Here be some lame Kabuto fic what I dun wrote a few weeks ago on 750words. Not the smutty one, because that one quite definitely needs to be gutted and reworked like hell before it's palatable. Anyway. It's not the best, but...
Title: White Night
Fandom: Kamen Rider Kabuto
Characters: The Emo Twins Yaguruma and Kageyama (sort of)
Spoilers: Last ep? Probably. Somewhere around there.
Summary: Yaguruma takes Kageyama to see the white night.
The day after the funeral, Yaguruma goes to that beach with the white night. He stomps through the sand with his heavy, spurred goth boots, soaking in the salt air and the moonlight, the weight of a black, marble urn in the crook of his arm. Kageyama’s father and older brother had died when the meteor hit Shibuya seven years ago and his mother had sent him off to military school and disappeared without a word soon after, so he doesn't have any family besides him. His funeral was fitting for a loser like them. Only Yaguruma stood by as the priest said words of comfort, only Yaguruma held his head low as he was presented with his ashes.

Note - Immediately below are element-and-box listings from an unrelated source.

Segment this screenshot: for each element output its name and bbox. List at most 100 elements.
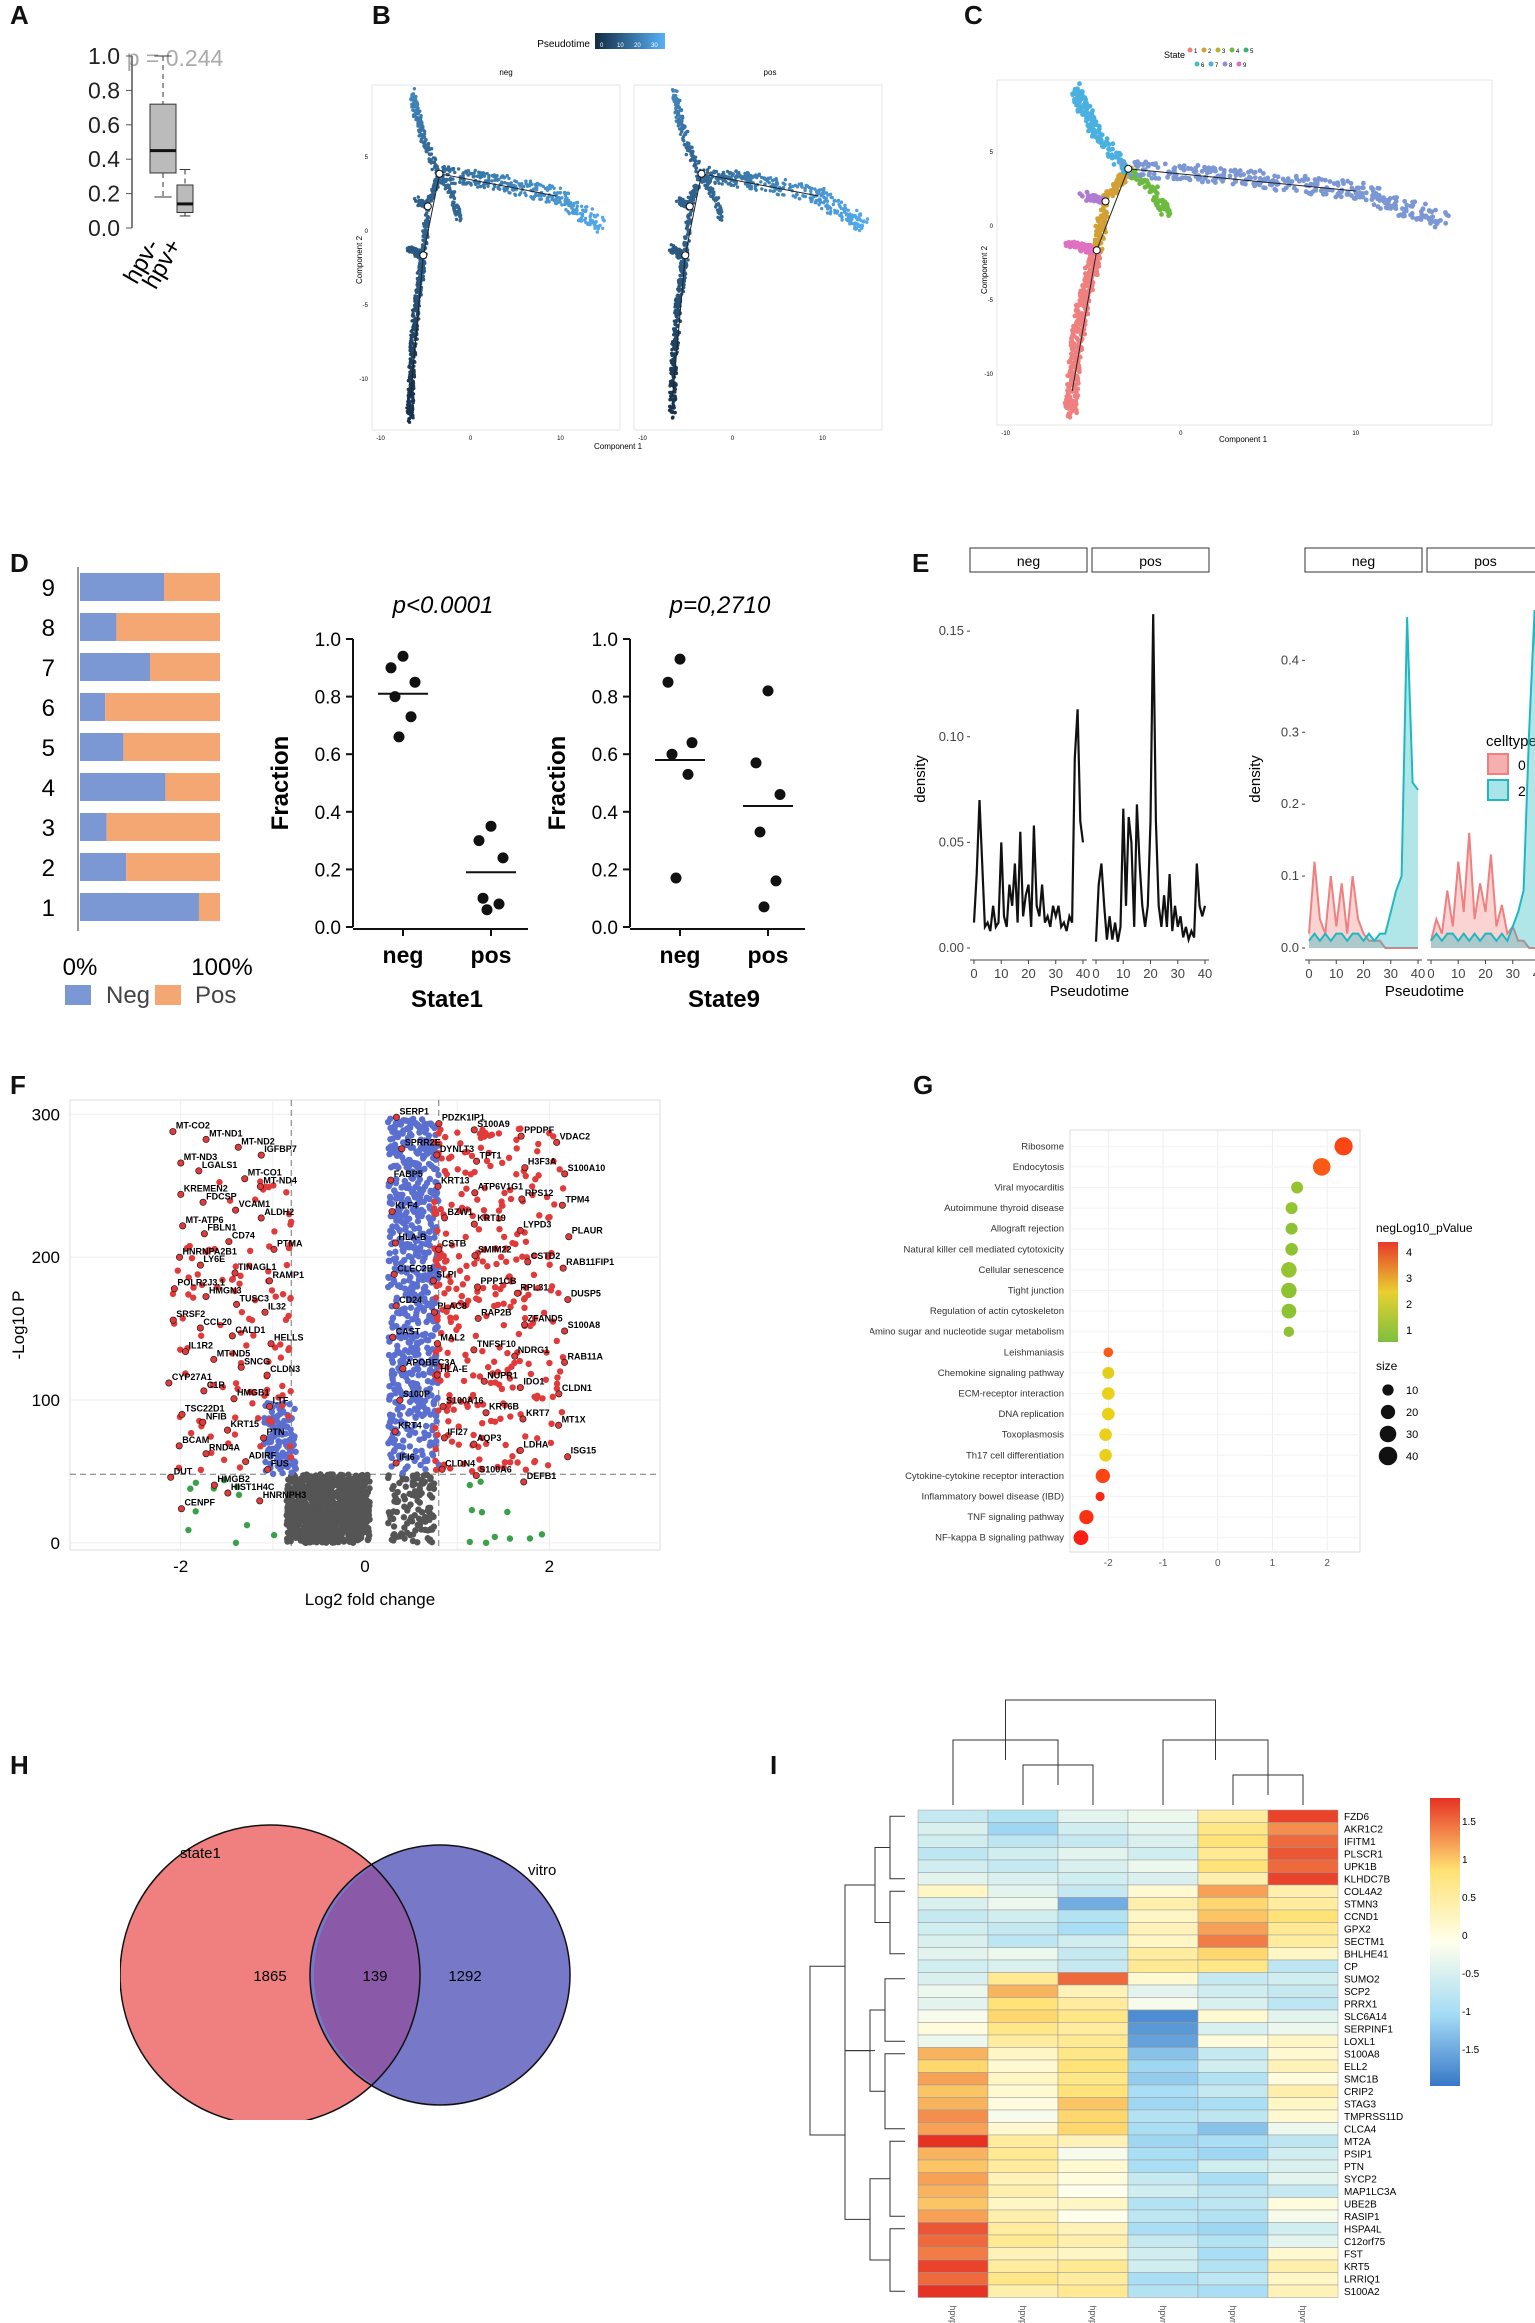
bar-pos-4 xyxy=(165,773,220,801)
point-ns xyxy=(338,1519,345,1527)
cell-point xyxy=(704,179,708,183)
cell-point xyxy=(671,244,676,248)
x-tick-label: 40 xyxy=(1411,966,1425,981)
cell-point xyxy=(528,184,532,188)
point-p-only xyxy=(433,1418,440,1425)
cell-point xyxy=(1144,178,1150,184)
box-hpv+ xyxy=(176,184,194,214)
point-ns xyxy=(420,1480,427,1487)
cell-point xyxy=(1090,114,1096,119)
point-ns xyxy=(358,1528,366,1535)
point-ns xyxy=(361,1480,369,1487)
y-tick-label: 0.4 xyxy=(315,803,342,824)
cell-point xyxy=(677,285,681,289)
cell-point xyxy=(487,173,491,178)
point-p-only xyxy=(406,1443,414,1450)
cell-point xyxy=(831,202,835,207)
cell-point xyxy=(411,314,415,318)
state-legend-label: 9 xyxy=(1243,63,1247,69)
cell-point xyxy=(1119,160,1125,166)
bar-category-label: 2 xyxy=(42,855,55,882)
x-tick-label: neg xyxy=(660,942,701,968)
point-p-only xyxy=(406,1355,414,1362)
cell-point xyxy=(425,225,429,229)
point-p-only xyxy=(403,1425,411,1433)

Nobody had realised his partner was gone, but that's alright. The path to hell is a lonely one. They were lucky to have even found each other.
He picks a good spot along the shore and sits down in the damp sand, digs a little pit beside him and settles the urn in it. The waves crash along the shore, bright white even at midnight, white noise to drown out the screams of the damned.
"Even Hell has its beauties," he says as he watches the sea. "Eh, Aibou?"
If he closes his eyes just so, he can imagine the weight of Kageyama's head against his bare shoulder, snuggling up to him with an innocence the damned should not possess. He can feel Kageyama's last breath against his skin.
He opens his eyes and picks up the urn, scoops out a handful of ashes and smiles. "Shall we stay here, forever, partner?"
The wind picks up and carries some of Kageyama's ashes out to sea. The waves crash to shore, washing them back over his feet. Yaguruma lies back on the sand, cradling the urn to his side, ignoring the rising tide as it washes over him.